Wij stellen voorop dat voor de toepassing van artikel 558 Rv niet vereist kán zijn een expliciete veroordeling tot ontruiming van een onroerende zaak. Het van overeenkomstige toepassing verklaren van de regeling inzake de gedwongen ontruiming impliceert immers dat een dergelijke veroordeling ontbreekt. Daarnaast stelt de wettekst dat de afdeling van overeenkomstige toepassing is, als de executant is gemachtigd. De wettekst gaat dus uit van een voltooide rechterlijke tussenkomst. Voor de mogelijke toepassing van artikel 558 Rv hoeft slechts sprake te zijn van een rechterlijke machtiging op basis van art. 3:299 BW, waarbij de executant is gemachtigd ‘ten aanzien van een onroerende zaak zelf datgene te verrichten waartoe nakoming van een jegens hem bestaande verplichting zou hebben geleid’. Er hoeft geen sprake te zijn van een veroordeling tot ontruiming. Zou er wel sprake zijn van een veroordeling tot ontruiming, dan zou artikel 558 Rv ook niet hoeven te worden toepast. Een veroordeling tot ontruiming kan immers rechtstreeks op basis van artikel 555 Rv e.v. ten uitvoer worden gelegd.
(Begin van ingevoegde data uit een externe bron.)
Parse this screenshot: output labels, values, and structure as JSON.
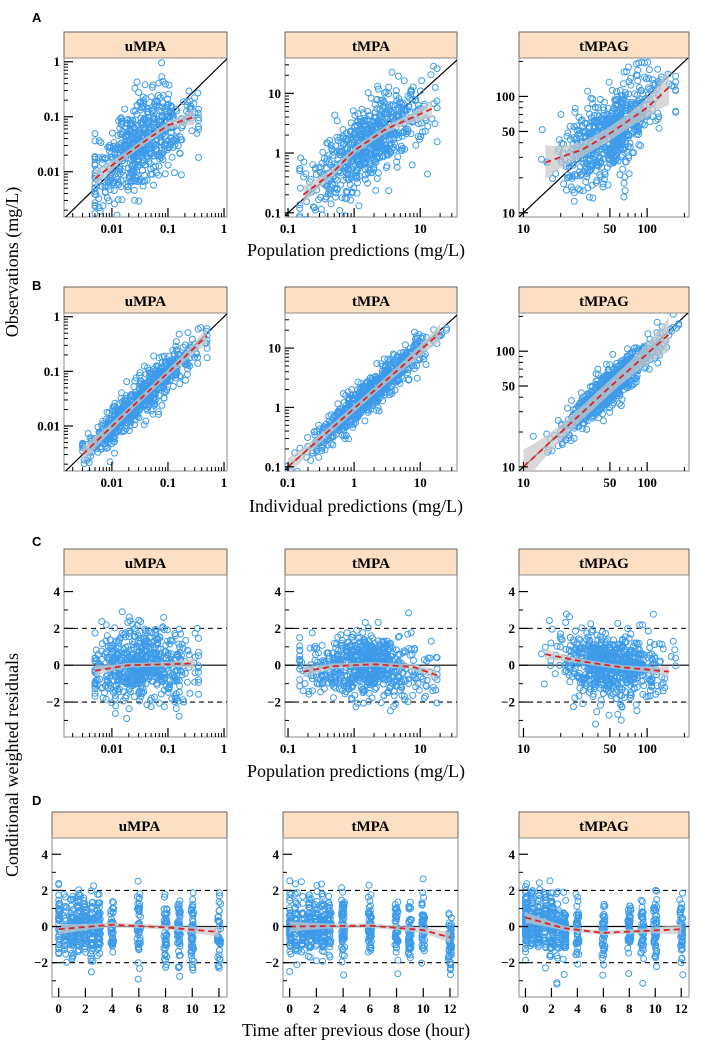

(..)  Als het Hof nu ruggengraat had getoond had men vernietigd en de zaak afgedaan maar er is tegenwoordig een gemakkelijke uitweg: 392 Rv dat het stellen van pre judiciële vragen aan de Hoge Raad mogelijk maakt. Akkoord, akkoord, ik moet niet  mopperen en blij zijn dat men naar dat de Hoge Raad gaat, dan is het gezeur ook afgelopen. Althans dat moeten we hopen.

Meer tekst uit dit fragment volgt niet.